The authors point out that adoption of carbon taxes could shift energy usage patterns in a positive direction. This is a policy approach I wholeheartedly endorse, as do most economists. They complain about how difficult it is to advocate raising taxes in a democratic society, and they are correct with respect to that observation as well. At the same time, they envision a seeming fantasy land where those same democratic societies, that balk at entirely rational carbon taxes, will see the light as to the true costs of coal vs. nuclear. If that is going to happen, we need the purported experts to realistically confront the cost-benefit trade-offs of all these choices.

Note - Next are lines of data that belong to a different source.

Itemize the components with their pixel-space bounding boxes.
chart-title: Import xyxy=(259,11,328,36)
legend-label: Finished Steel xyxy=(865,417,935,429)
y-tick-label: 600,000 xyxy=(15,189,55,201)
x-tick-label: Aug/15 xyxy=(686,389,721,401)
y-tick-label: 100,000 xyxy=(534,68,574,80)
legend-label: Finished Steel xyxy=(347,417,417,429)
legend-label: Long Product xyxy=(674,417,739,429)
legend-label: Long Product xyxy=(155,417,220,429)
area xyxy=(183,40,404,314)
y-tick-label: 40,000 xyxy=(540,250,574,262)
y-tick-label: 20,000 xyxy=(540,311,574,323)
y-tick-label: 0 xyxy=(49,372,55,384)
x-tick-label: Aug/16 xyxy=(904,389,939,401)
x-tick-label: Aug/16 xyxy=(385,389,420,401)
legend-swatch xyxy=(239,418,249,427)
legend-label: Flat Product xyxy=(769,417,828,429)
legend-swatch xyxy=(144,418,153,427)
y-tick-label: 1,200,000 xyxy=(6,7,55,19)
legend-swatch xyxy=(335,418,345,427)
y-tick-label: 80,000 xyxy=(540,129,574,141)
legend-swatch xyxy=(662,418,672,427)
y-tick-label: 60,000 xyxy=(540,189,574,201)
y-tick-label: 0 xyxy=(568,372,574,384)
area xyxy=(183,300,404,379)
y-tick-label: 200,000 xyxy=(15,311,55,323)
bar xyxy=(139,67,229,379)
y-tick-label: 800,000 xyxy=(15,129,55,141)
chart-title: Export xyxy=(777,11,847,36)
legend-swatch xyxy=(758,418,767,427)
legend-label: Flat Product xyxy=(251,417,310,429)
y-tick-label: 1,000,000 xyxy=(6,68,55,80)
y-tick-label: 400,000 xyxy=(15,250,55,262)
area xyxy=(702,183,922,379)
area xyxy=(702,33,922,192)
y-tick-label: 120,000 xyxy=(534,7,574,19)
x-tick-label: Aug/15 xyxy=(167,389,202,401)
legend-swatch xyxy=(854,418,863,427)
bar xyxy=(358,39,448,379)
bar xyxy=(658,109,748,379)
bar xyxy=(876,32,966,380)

This book is not the place to look for any analysis of that kind.
- Summary versions as op-eds appeared in Wall Street Journal 11 Jan. 2019 and New York Times 6 April 2019.
- In fact, the term “cost-benefit”, searched in various permutations in the e-book, does not occur in the book.

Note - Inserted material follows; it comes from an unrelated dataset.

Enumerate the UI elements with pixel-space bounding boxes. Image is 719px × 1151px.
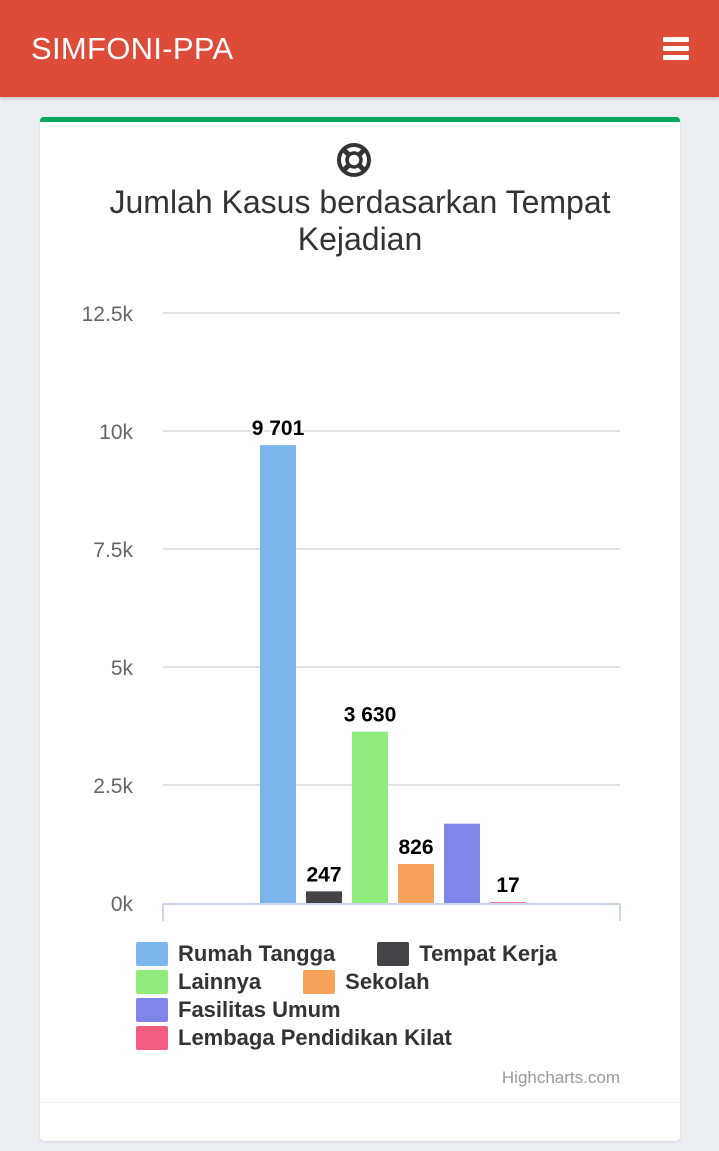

- See for example Cost-Benefit Analysis Course, Wagner Graduate School of Public Service, New York University; also classic text Cost-Benefit Analysis by Mishan (I used his first edition in college in 1970s).

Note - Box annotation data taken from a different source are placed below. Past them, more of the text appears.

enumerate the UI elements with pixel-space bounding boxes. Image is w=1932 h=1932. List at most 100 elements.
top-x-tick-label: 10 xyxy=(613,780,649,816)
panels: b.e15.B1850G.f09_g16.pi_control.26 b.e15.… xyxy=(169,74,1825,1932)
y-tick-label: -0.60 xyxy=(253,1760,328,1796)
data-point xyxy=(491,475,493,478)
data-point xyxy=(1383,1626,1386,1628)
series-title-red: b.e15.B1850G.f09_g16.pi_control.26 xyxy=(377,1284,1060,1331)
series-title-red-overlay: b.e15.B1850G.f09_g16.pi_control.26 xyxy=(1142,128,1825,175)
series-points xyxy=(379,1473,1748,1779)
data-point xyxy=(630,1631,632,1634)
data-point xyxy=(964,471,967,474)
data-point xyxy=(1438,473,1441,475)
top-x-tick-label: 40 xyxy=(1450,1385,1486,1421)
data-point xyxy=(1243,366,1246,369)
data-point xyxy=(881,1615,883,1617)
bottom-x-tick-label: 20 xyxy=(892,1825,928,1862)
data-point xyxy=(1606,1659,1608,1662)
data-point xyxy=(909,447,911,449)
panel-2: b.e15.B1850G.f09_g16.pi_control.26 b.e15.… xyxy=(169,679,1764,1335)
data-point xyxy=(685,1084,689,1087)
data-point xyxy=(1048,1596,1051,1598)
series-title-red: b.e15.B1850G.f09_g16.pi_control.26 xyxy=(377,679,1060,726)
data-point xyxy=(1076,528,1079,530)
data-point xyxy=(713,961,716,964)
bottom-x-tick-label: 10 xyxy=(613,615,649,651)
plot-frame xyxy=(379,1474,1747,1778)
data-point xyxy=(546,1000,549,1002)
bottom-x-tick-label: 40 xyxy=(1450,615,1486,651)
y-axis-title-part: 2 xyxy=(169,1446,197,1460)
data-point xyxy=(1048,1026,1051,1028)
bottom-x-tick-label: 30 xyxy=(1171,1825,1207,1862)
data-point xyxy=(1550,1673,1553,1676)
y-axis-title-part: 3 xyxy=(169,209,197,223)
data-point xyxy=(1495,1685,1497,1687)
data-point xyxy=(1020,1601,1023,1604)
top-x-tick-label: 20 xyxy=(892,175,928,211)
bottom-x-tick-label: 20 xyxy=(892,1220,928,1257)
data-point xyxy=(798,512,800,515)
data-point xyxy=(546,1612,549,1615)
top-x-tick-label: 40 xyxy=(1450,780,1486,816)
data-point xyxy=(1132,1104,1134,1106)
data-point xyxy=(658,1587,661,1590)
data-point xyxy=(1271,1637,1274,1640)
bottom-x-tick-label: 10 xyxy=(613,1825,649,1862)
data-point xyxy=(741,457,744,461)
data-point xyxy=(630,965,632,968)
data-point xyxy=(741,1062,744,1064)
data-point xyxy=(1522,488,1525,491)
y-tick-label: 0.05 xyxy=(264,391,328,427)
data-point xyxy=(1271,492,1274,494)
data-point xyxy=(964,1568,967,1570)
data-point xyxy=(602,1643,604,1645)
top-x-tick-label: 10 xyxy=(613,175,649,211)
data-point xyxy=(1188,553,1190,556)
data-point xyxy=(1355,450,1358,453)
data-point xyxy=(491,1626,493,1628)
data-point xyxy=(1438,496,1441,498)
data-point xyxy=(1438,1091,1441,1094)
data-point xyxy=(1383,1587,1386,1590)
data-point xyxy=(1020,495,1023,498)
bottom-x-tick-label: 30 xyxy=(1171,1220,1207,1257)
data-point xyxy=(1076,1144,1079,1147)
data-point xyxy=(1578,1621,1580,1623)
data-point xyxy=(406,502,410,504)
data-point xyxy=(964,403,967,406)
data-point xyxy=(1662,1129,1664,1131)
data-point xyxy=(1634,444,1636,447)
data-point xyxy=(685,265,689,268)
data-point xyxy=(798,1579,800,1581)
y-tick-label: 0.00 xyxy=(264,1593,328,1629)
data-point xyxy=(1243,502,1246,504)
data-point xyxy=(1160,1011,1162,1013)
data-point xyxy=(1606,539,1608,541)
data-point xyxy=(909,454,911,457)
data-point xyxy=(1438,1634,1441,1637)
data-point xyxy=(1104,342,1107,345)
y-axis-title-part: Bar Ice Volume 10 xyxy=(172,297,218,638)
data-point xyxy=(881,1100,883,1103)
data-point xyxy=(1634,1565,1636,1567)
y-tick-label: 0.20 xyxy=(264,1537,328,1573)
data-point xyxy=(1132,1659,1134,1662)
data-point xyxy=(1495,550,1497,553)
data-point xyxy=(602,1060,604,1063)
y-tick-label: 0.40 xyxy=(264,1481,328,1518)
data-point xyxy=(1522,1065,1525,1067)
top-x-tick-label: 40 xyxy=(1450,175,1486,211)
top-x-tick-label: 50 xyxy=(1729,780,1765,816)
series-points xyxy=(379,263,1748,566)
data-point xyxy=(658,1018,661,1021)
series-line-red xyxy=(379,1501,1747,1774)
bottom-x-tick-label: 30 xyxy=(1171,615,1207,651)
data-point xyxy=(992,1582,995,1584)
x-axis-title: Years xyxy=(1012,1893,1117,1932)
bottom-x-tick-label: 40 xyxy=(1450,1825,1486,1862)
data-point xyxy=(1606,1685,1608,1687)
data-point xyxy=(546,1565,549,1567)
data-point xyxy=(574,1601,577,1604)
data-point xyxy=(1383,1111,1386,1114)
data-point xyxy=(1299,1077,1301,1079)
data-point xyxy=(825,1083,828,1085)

- See for example, speech by Allison Macfarlane, former head of the U.S. Nuclear Regulatory Commission, “Safety Expert: Fukushima Nuclear Disaster Could Have Been Worse — And Nearly Was” Independent News, 3 Mar 2016. Also see chapter 5 “Meltdown” of Japan: The Paradox of Harmony, by Keiko Hirata and Mark Warschauer, Yale University Press, 2014.
- Approximation. There are 442 reactors worldwide but some plants have multiple reactors. (USA has 99 reactors at 61 plants.) We use plants not reactors in the model because, if there a disaster at a plant, is likely to affect multiple reactors (as at Fukushima).
- This underestimates potential dangers because there have been other serious accidents that luckily did not turn into disasters.
- Using average of three disasters: Chernobyl $700B from The Financial Costs of the Chernobyl Nuclear Power Plant Disaster: A Review of the Literature, Jonathan M. Samet and Joann Seo, University of Southern California, 21 April 2016; Fukushima $626B from Real cost of Fukushima disaster will reach Yen 70 trillion or triple government’s estimate: think tank, Japan Times, 1 April 2017. To be conservative we have used $0 for Three Mile Island because comparable estimates of economic cost not found in our brief research.
- Probably an under-estimate here because many plants are in mid-life, so the possibility of further accidents during their lifetimes is not taken into account in the experience statistics.
- It is essentially the material that Kansas City terrorist bomber Timothy McVeigh used in 1995.